N.H. Fish and Game wildlife surveys We mentioned the wild turkey count, but this state agency has others that look for bobcats, reptiles, dragonflies and more. www.wildlife.state.nh.us/education/citizen-science.html

Appalachian Mountain Club’s Mountain Watch, “engaging hikers in hands-on monitoring of air quality and climate change.” www.outdoors.org/conservation/climate-energy/citizen-science.cfm  

CoCoRaHS. The Community Collaborative Rain Hail Snow network has the worst acronym ever developed, but it’s pretty straightforward: You get a special rain gauge and keep track of daily precipitation (rain, melted snow, even hail) at your home, uploading it into a database that it used by weather forecasters, climate modelers, and emergency response teams, mostly to prepare for flooding. I’ve done this for years; it’s oddly satisfying.

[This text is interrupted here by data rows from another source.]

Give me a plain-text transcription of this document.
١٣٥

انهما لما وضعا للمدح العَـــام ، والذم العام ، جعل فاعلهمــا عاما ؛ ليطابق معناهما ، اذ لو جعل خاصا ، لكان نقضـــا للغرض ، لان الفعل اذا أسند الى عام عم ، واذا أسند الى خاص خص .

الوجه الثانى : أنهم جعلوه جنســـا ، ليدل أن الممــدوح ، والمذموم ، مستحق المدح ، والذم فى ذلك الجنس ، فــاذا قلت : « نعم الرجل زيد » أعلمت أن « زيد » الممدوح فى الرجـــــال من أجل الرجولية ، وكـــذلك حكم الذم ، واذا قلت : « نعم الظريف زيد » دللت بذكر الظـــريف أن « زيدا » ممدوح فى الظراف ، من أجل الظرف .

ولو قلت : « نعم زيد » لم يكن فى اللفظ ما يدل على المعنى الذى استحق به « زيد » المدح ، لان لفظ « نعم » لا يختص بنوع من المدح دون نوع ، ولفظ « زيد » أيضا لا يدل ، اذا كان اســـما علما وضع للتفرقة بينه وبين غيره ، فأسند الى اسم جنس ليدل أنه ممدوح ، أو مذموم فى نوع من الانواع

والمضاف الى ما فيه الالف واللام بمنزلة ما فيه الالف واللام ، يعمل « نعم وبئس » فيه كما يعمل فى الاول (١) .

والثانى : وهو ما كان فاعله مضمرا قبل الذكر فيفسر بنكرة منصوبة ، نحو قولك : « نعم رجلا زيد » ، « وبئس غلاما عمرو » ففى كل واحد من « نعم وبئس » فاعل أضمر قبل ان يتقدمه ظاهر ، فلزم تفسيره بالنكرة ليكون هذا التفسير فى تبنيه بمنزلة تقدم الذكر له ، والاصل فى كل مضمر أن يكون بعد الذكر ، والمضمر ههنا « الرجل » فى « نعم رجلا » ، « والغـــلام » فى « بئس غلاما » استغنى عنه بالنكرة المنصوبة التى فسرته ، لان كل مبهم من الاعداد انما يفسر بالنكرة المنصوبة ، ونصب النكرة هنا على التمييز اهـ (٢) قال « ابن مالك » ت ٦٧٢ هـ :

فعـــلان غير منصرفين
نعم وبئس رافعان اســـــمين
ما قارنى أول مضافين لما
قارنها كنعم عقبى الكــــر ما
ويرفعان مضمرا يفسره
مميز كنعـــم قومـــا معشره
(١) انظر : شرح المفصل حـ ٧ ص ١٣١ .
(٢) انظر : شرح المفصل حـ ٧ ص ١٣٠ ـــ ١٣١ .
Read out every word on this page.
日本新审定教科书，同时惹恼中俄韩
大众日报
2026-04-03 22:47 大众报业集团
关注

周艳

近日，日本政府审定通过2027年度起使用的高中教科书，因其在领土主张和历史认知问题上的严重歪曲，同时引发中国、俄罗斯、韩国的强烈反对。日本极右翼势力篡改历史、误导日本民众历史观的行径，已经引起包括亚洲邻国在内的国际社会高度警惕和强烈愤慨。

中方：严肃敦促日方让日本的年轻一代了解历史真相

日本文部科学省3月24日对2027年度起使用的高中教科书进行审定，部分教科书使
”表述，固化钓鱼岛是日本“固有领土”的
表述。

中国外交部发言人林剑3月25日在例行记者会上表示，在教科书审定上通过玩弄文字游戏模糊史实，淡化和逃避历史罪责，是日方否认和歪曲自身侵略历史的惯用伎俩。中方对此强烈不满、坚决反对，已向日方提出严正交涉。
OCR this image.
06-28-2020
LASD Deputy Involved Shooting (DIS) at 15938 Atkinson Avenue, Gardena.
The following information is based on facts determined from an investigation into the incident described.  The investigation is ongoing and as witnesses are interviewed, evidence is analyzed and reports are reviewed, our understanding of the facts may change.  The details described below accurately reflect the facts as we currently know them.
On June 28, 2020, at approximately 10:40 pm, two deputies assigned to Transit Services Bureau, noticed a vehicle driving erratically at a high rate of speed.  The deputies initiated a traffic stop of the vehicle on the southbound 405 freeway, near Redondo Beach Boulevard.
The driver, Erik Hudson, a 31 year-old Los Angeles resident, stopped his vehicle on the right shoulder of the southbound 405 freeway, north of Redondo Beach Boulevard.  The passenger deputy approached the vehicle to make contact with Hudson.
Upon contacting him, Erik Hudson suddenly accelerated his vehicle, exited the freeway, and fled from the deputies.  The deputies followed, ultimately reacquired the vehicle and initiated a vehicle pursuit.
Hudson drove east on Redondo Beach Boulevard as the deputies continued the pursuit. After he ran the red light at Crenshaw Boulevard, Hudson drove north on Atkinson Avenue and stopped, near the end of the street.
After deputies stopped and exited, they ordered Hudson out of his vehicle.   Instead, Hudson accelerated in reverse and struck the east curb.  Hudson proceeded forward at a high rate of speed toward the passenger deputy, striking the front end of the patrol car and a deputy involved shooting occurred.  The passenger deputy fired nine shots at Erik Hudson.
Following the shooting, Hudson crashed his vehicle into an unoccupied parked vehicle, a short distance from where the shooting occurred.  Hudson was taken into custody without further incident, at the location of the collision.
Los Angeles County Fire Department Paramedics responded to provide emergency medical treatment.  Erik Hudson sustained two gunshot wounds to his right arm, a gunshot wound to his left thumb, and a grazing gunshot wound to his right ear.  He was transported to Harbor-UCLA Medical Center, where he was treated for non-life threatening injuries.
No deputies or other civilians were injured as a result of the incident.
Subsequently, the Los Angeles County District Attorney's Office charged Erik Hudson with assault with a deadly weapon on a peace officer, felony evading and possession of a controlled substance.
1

And as I discussed, there are lots of possibilities for people who don’t want to go outdoors:

The laziest option is using your computer for one of many distributed-computing projects, which divvy up very complicated programs so they can be performed by scads of connected machines in their off moments. Basically, you download a program and set it to run in the background. Examples include the Great Internet Mersenne Prime Search, home of the largest prime number ever found, or SETI@Home hunting for aliens or a whole bunch of projects that help researchers fight diseases by analyzing such things as the way proteins fold. You can find hundreds of them at www.distributedcomputing.info/projects.html – although not all of their examples are still live.

There are more active computer projects which require you to analyze information. A project called Zooniverse is home to about 100 of these. Some ask you to decipher and type up handwritten documents so that researchers can study them – Old Weather looks at log books of 19th century warships for climate data; Shakespeare’s World looks at diaries of 16th-century British folk; Notes from Nature transcribes museum records, etc. Others have you look at pictures of things to categorize them – supernovas, cells, flowers, giraffes (giraffes?), even the Amazon rainforest canopy. And others are weirder, such as Etch a Cell, in which you’re asked to draw lines inside photos of cells to help differentiate structures.